Our dog used to roll over on his back when you tried to pick him up. That's something that dachshunds do instinctively as hunters of badgers. Built as close to the ground, Rupert was assuming the posture that would help him in the event that he was caught in a burrow of some below-ground dwelling weasel. Happily for those of us who came upon him in this prone position, Rupert did not start scratching frantically at whatever was above him. At this point, it was easy enough to reach down and scoop him up under his front legs, leaving his back end dangling in a most pendulous fashion. Part of this resignation was no doubt due to the life that he led. He wasn't spoiled so much as he as favored.
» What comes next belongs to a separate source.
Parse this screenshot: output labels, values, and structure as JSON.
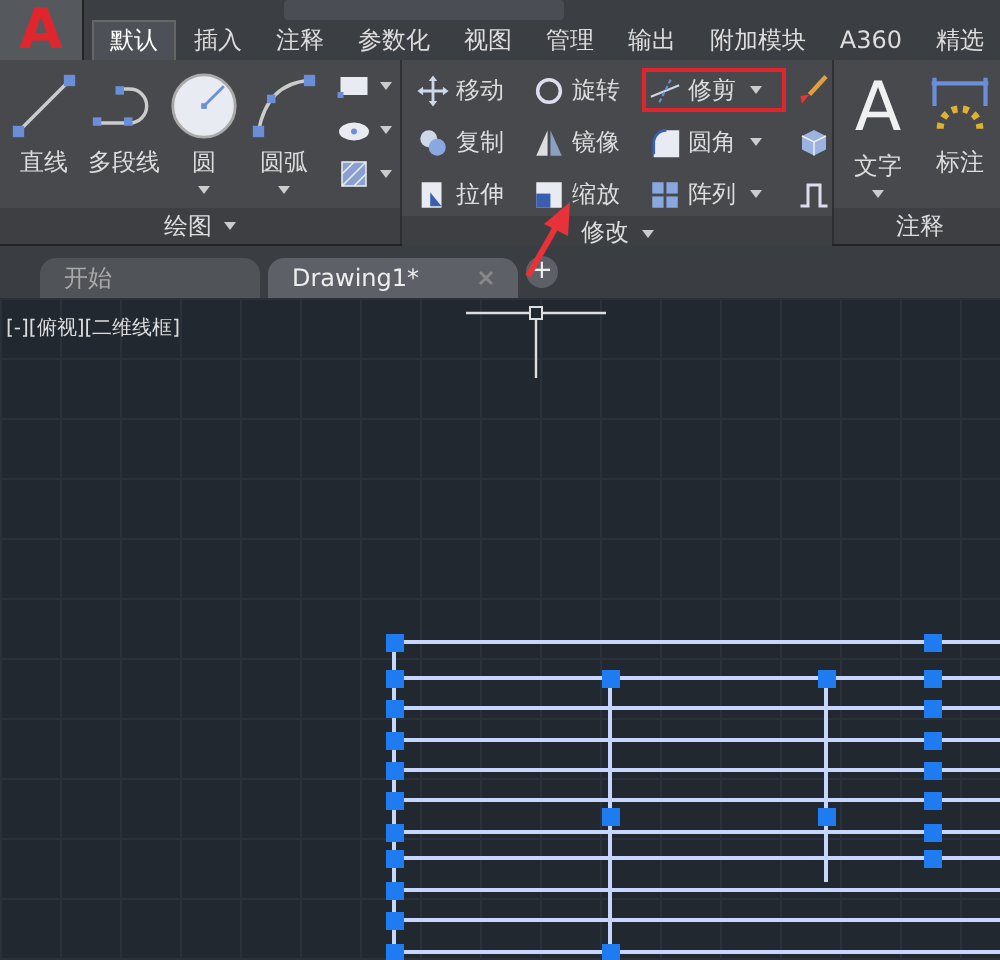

Rupert was an only dog. He came to our family as kind of a replacement for a dachshund puppy named Snoopy who succumbed tragically to kennel cough before we had a chance to really know him. That was not the case with Rupert. We got to know him, love him, and ritually humiliate him over time. That last bit was mostly my fault, because over the course of the latter years of Rupert's life we had an act. Animal impersonations. To be clear, Rupert did the impressions. I manipulated him. And he let me. No nipping. No growling. Just an otherworldly patience as he awaited his ultimate reward.
A biscuit.
I would hold him in my lap, pull his ears, stretch his legs this way and that, and even pulled on his jaws to make him speak John Lennon's last words, "I'm shot." Then, once we had run through the entire bit, he would hop off my lap and head to the kitchen where he would sit and wait for me to follow him in to deliver that Milk Bone. Which he accepted. With dignity.
Not bad for a wiener dog named Rupert.